RECOMMENDED REVERSE OSMOSIS FILTERS
While there are a variety of reverse osmosis filtration systems available, these three are highly rated:
WHEN TO REPLACE THE FILTER
Regular replacement of the filter and/or cartridge is critical to maintaining their effectiveness and reducing bacterial contamination. An overused or out-of-date filter can become dangerous because the filter will no longer trap contaminants, allowing them to leach back into your water. For the safety of you and your loved ones, it's important not to put off replacement too long.
There are four effective ways of knowing when it's time to replace your water filter:
- Follow the manufacturer's recommendations. Their specified replacement timing will err on the side of caution so you can be assured that your water quality will always be safe.
- Measure usage. Install a filter measurement meter or filter monitor that connects to the incoming water line that feeds the filter system and measures the number of gallons that pass through. Then using the manufacturer's recommended usage limit, program the monitor to alert you when you've reached the allowed number of gallons. You'll know exactly when it's time to replace the filter.

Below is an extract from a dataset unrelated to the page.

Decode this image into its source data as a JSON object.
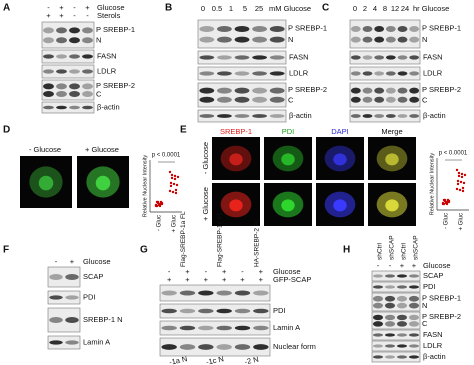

- Read your water bill. If your home is supplied with municipal water, your water bill will tell you exactly how much water is used monthly. Compare your actual usage to the manufacturer's recommendation and plan the replacement accordingly.
- Monitor manually. If you have non-municipal water, the most cost effective method is to monitor your filter manually-either with your palate or a water testing kit. Start with routine water tests that look for lead, microorganisms and other contaminants to verify whether your filters are still removing them. For drinking water systems, simply fill a glass with water and check the flavor yourself. You'll be able to see or taste when the filter is exhausted and no longer purifying your water because the water flavor will be unpleasant.